By: /s/ James F. Smith  
Name: James F. Smith  
Title: Managing Director  
Effective Date:  June 15, 2022  
 

 

Appendix I

Accounting Services

 

a.Process trade file transmitted by the Fund on trade-date, subject to State Street’s timely receipt of necessary information. The trade file from the Fund will include security identifier, quantity, price, and other pertinent information required to process each trade;
b.Maintain database detail of fund investment transactions, including but not limited to reflecting loan activity and accruals;
c.Provide standard data files on a daily basis, as agreed between both parties from time to time, including, but not limited to, security level data, cash flows, accruals and other related activity.
d.Calculate estimated and final month-end Net Asset Value (“NAV”), including supporting schedules and trial balances, for the Fund, timing of delivery to be agreed upon by the Fund and State Street and subject to State Street’s timely receipt of necessary information from third parties;
e.Reconcile the Fund’s cash holdings with the records of its custodian daily;
f.Prepare reconciliation report of cash, trades and positions to prime broker, agent notices, and custodian statements (where prime brokers or custodians are utilized), subject to the receipt of information from third parties.
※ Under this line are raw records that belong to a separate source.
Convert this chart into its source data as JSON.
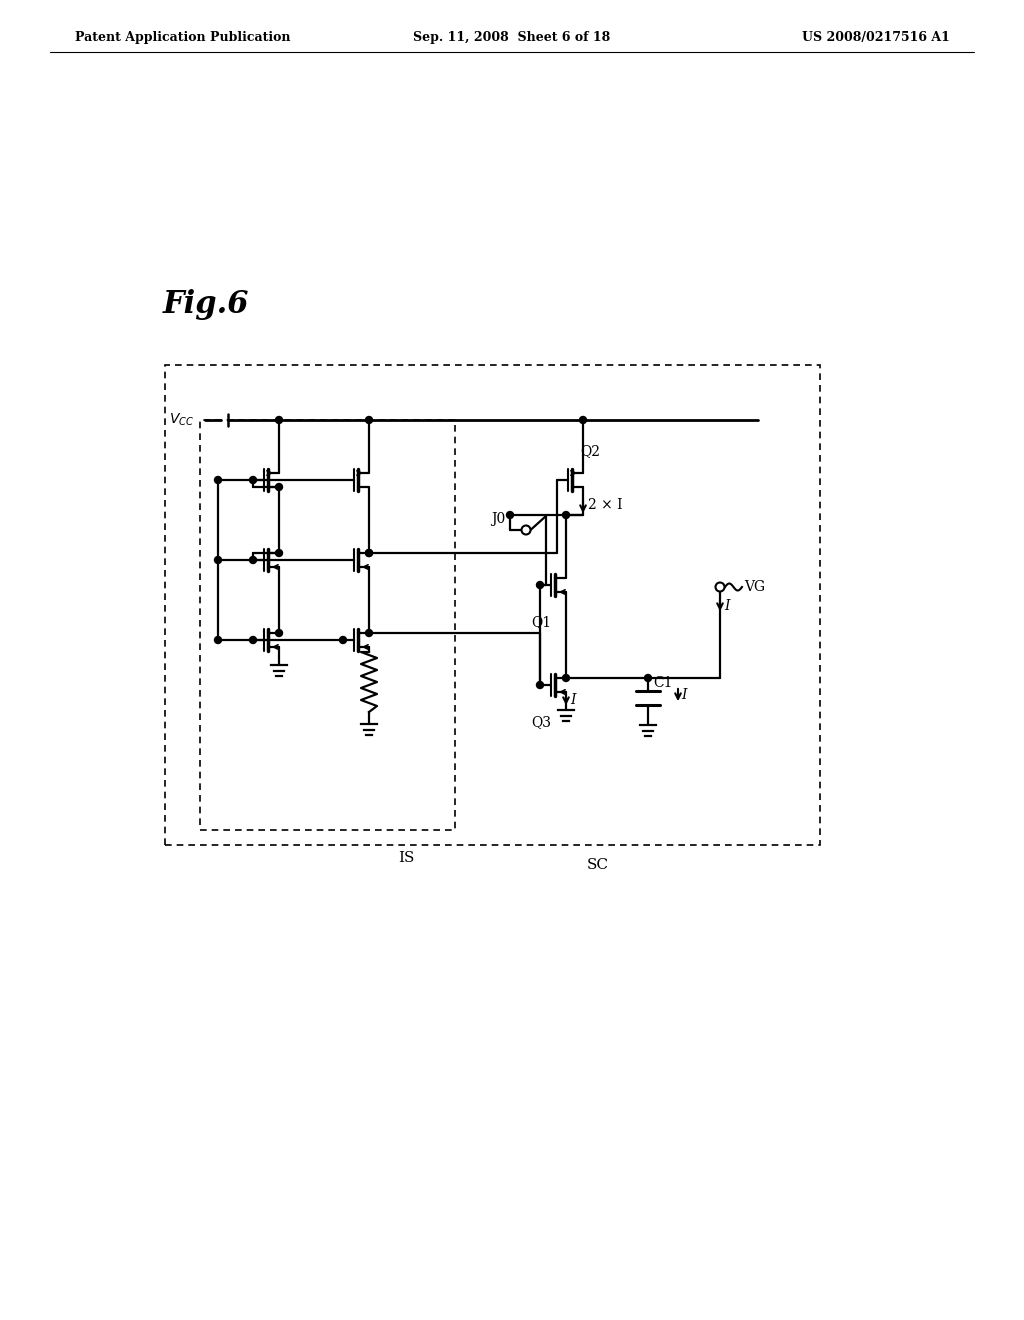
{
  "bg_color": "#ffffff",
  "header_left": "Patent Application Publication",
  "header_mid": "Sep. 11, 2008  Sheet 6 of 18",
  "header_right": "US 2008/0217516 A1",
  "fig_label": "Fig.6"
}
The Fund shall be responsible for the resolution of reconciliation issues;
g.Maintain individual tax lots for each security purchase/sale;
h.Calculate realized gains or losses on security trades, subject to the receipt of trade file information from the Fund;
i.Prepare and provide monthly calculation of management and incentive fees and book accruals for legal, accounting and any other third party fees and expenses as required and as directed by the Fund;
j.Maintain the books and records of the Fund in accordance with the terms of the applicable operating agreement and generally accepted accounting principles;
k.Calculate monthly indicative NAV and any Ad-Hoc NAV to support capital calls for the Fund based solely on information provided by the Fund or as otherwise directed. The timing of delivery of such calculations will be agreed upon by the Fund and State Street and is subject to State Street’s timely receipt of necessary information from the Fund and authorized third parties; and
l.Additional ad hoc reporting as may be agreed to by both parties from time to time.